Consumption stocks are closely tied to income levels and spending patterns.

Inflation and interest rates also play a role, as they influence how households prioritise expenses. At the same time, changing consumption trends and seasonal patterns can shape demand across sectors.

As you keep an eye on these trends, you can better understand how consumption is evolving.

The Nifty Consumption Index reflects the performance of companies that are directly linked to consumer demand. Categories like essentials, services, and discretionary purchases, where business growth depends on everyday consumer spending, fall under this index.

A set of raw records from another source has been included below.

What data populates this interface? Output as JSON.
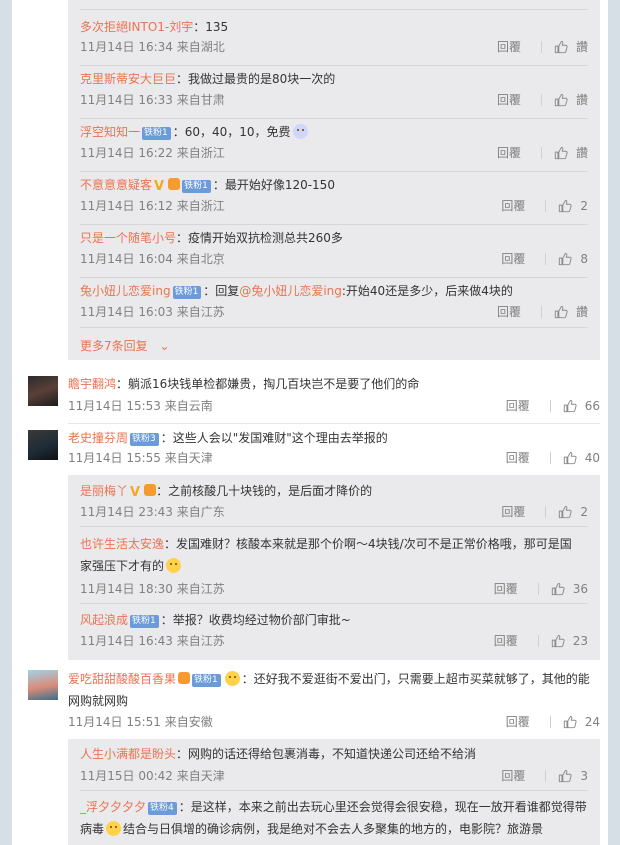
{
  "labels": {
    "reply": "回覆",
    "like": "讚",
    "more_replies": "更多7条回复"
  },
  "sub_replies_1": [
    {
      "name": "多次拒絕INTO1-刘宇",
      "text": "：135",
      "time": "11月14日 16:34 来自湖北",
      "likes": "讚"
    },
    {
      "name": "克里斯蒂安大巨巨",
      "text": "：我做过最贵的是80块一次的",
      "time": "11月14日 16:33 来自甘肃",
      "likes": "讚"
    },
    {
      "name": "浮空知知一",
      "badge": "铁粉1",
      "text": "：60，40，10，免费",
      "emoji": "smirk-emoji",
      "time": "11月14日 16:22 来自浙江",
      "likes": "讚"
    },
    {
      "name": "不意意意疑客",
      "vip": "V",
      "badge": "铁粉1",
      "text": "：最开始好像120-150",
      "time": "11月14日 16:12 来自浙江",
      "likes": "2"
    },
    {
      "name": "只是一个随笔小号",
      "text": "：疫情开始双抗检测总共260多",
      "time": "11月14日 16:04 来自北京",
      "likes": "8"
    },
    {
      "name": "兔小妞儿恋爱ing",
      "badge": "铁粉1",
      "text_pre": "：回复",
      "mention": "@兔小妞儿恋爱ing",
      "text": ":开始40还是多少，后来做4块的",
      "time": "11月14日 16:03 来自江苏",
      "likes": "讚"
    }
  ],
  "top_1": {
    "name": "瞻宇翻鸿",
    "text": "：躺派16块钱单检都嫌贵，掏几百块岂不是要了他们的命",
    "time": "11月14日 15:53 来自云南",
    "likes": "66"
  },
  "top_2": {
    "name": "老史撞芬周",
    "badge": "铁粉3",
    "text": "：这些人会以\"发国难财\"这个理由去举报的",
    "time": "11月14日 15:55 来自天津",
    "likes": "40"
  },
  "sub_replies_2": [
    {
      "name": "是丽梅丫",
      "vip": "V",
      "text": "：之前核酸几十块钱的，是后面才降价的",
      "time": "11月14日 23:43 来自广东",
      "likes": "2"
    },
    {
      "name": "也许生活太安逸",
      "text": "：发国难财？核酸本来就是那个价啊～4块钱/次可不是正常价格哦，那可是国家强压下才有的",
      "time": "11月14日 18:30 来自江苏",
      "likes": "36"
    },
    {
      "name": "风起浪成",
      "badge": "铁粉1",
      "text": "：举报？收费均经过物价部门审批~",
      "time": "11月14日 16:43 来自江苏",
      "likes": "23"
    }
  ],
  "top_3": {
    "name": "爱吃甜甜酸酸百香果",
    "badge": "铁粉1",
    "text": "：还好我不爱逛街不爱出门，只需要上超市买菜就够了，其他的能网购就网购",
    "time": "11月14日 15:51 来自安徽",
    "likes": "24"
  },
  "sub_replies_3": [
    {
      "name": "人生小满都是盼头",
      "text": "：网购的话还得给包裹消毒，不知道快递公司还给不给消",
      "time": "11月15日 00:42 来自天津",
      "likes": "3"
    },
    {
      "name": "_浮夕夕夕夕",
      "badge": "铁粉4",
      "text": "：是这样，本来之前出去玩心里还会觉得会很安稳，现在一放开看谁都觉得带病毒",
      "text2": "结合与日俱增的确诊病例，我是绝对不会去人多聚集的地方的，电影院？旅游景"
    }
  ]
}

“.NIFTYCONS” is the ticker symbol used by Refinitiv (now LSEG Financial Solutions) to identify the Nifty Consumption Index on its platform. The code has a “dot” followed by “NIFTYCONS”.

The top 30 consumption-driven business stocks are part of the Nifty Consumption Index. Hindustan Unilever, ITC, Bharti Airtel, and Maruti Suzuki are some popular names under this index.

The Nifty Consumption Index is currently dominated by automobiles and FMCG. They are followed by consumer services, consumer durables and telecom.

Nifty Consumption focuses only on the top 30 companies that operate in the consumption space, but Nifty 50 covers the top 50 stocks across all sectors. The former is a thematic index, while the Nifty 50 is a benchmark index.

Yes, NRIs can invest in Nifty consumption stocks subject to applicable regulations. They will need to have Non-Resident External (NRE) or Non-Resident Ordinary (NRO) accounts to do so.

Companies part of the consumption index, based on their performances, may pay dividends to investors holding the stocks directly. The index itself does not distribute dividends.

NSE Indices Limited, which is a subsidiary of the National Stock Exchange, manages this index and is responsible for calculations and periodic review.

Whether this investment is good or bad purely depends on your preference and risk tolerance. The performance of the index depends on consumption trends and economic conditions. While it remains high during periods of strong consumer demand, it moves more slowly when the spending is weak.